Okay, first post, don't know why I am blogging, never have, but here goes.

Around Thanksgiving, after hitting and studying some of the Wife Led websites, I became very interested in the dynamics. It seemed to hit home in every aspect of my inner feelings. I have always been enamored with females, especially my wife. We have mentioned on many occasions through the years that "I have a crush" on her. Honestly, sometimes it seemed overwhelming to her. For me, in learning the Female Led way, it seemed to have all the pieces fit together in a way that I could "serve" her. I felt like I was always trying to do things for her but did not know why......this gave me a game plan that I thought would be beneficial for both. I love doing things for her, always have, she on the other hand does not think quite so giving. She is, just not her nature to pick something up for me while out and about, but I seem to have the knack.

Anyway, I found enough nerve to talk to her about this, it was a real stretch for me and I was not sure how she would handle it. She took it in stride, but was extremely skeptical, it seemed like another one of my "grand" plans to spice up our sex life. But, she could not discount the behaviours I had exibited through the years did seem to match up with the basic tenants of this lifestyle. She agreed to "not discount it" but it was not an overwhelming acceptance.

So, it has been a slow process, I am hoping that just through my unconditional consistency she will formally agree to become the "head of our household." She has not as yet but I believe she is getting closer.

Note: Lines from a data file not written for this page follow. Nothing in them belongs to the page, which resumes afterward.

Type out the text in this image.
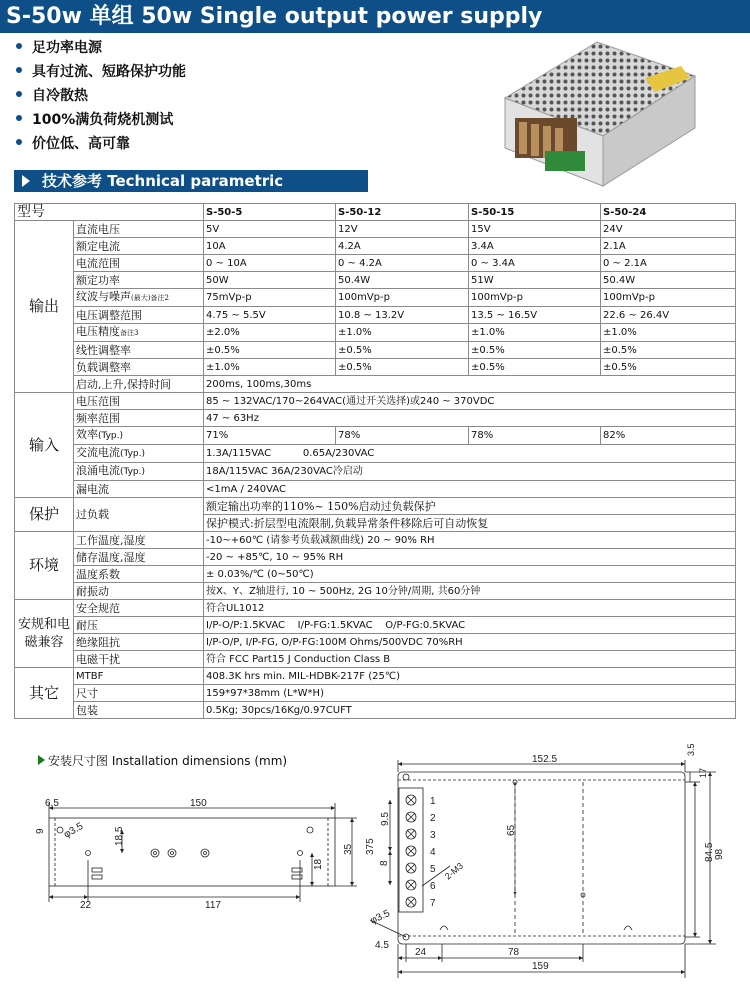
S-50w 单组 50w Single output power supply
足功率电源
具有过流、短路保护功能
自冷散热
100%满负荷烧机测试
价位低、高可靠
技术参考 Technical parametric
型号		S-50-5	S-50-12	S-50-15	S-50-24
输出	直流电压	5V	12V	15V	24V
	额定电流	10A	4.2A	3.4A	2.1A
	电流范围	0 ~ 10A	0 ~ 4.2A	0 ~ 3.4A	0 ~ 2.1A
	额定功率	50W	50.4W	51W	50.4W
	纹波与噪声(最大)备注2	75mVp-p	100mVp-p	100mVp-p	100mVp-p
	电压调整范围	4.75 ~ 5.5V	10.8 ~ 13.2V	13.5 ~ 16.5V	22.6 ~ 26.4V
	电压精度备注3	±2.0%	±1.0%	±1.0%	±1.0%
	线性调整率	±0.5%	±0.5%	±0.5%	±0.5%
	负载调整率	±1.0%	±0.5%	±0.5%	±0.5%
	启动,上升,保持时间	200ms, 100ms,30ms			
输入	电压范围	85 ~ 132VAC/170~264VAC(通过开关选择)或240 ~ 370VDC			
	频率范围	47 ~ 63Hz			
	效率(Typ.)	71%	78%	78%	82%
	交流电流(Typ.)	1.3A/115VAC          0.65A/230VAC			
	浪涌电流(Typ.)	18A/115VAC 36A/230VAC冷启动			
	漏电流	<1mA / 240VAC			
保护	过负载	额定输出功率的110%~ 150%启动过负载保护			
		保护模式:折层型电流限制,负载异常条件移除后可自动恢复			
环境	工作温度,湿度	-10~+60℃ (请参考负载减额曲线) 20 ~ 90% RH			
	储存温度,湿度	-20 ~ +85℃, 10 ~ 95% RH			
	温度系数	± 0.03%/℃ (0~50℃)			
	耐振动	按X、Y、Z轴进行, 10 ~ 500Hz, 2G 10分钟/周期, 共60分钟			
安规和电磁兼容	安全规范	符合UL1012			
	耐压	I/P-O/P:1.5KVAC    I/P-FG:1.5KVAC    O/P-FG:0.5KVAC			
	绝缘阻抗	I/P-O/P, I/P-FG, O/P-FG:100M Ohms/500VDC 70%RH			
	电磁干扰	符合 FCC Part15 J Conduction Class B			
其它	MTBF	408.3K hrs min. MIL-HDBK-217F (25℃)			
	尺寸	159*97*38mm (L*W*H)			
	包装	0.5Kg; 30pcs/16Kg/0.97CUFT			
安装尺寸图 Installation dimensions (mm)
6.5	150
9 φ3.5	18.5
18
35 375
22	117
1
2
3
4
5
6
7
152.5
3.5
17
65
9.5
8	2-M3
84.5 98
φ3.5
4.5
24	78
159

After 4 months of consistent actions on my part, though, sometimes it is frustrating. In fits of exasperation I have mentioned to her that I cannot believe she does not fully embrace this lifestyle, the benefits to her are so many and so good. Not counting the fact that I do not pressure her for sex anymore, just the level of unabashed communication that we share now is totally off the charts, never been so open with her and she with me. But, she still has this "it must be too good to be true" mentality coupled with the "I am waiting for the other shoe to drop" mindset. So, I just stay focused and from my end, hoping that the layers of doubt she has will be stripped away one at a time.

So, we have had times that were good, times that stroked my submissive desires. But, she has not yet learned totally that I crave her "authority," that not just doing things for her but the fact that she expects me to do things for her is just as important as the task itself.

So, will keep at it, maybe post when I feel like it, it seems to help to write things down perhaps.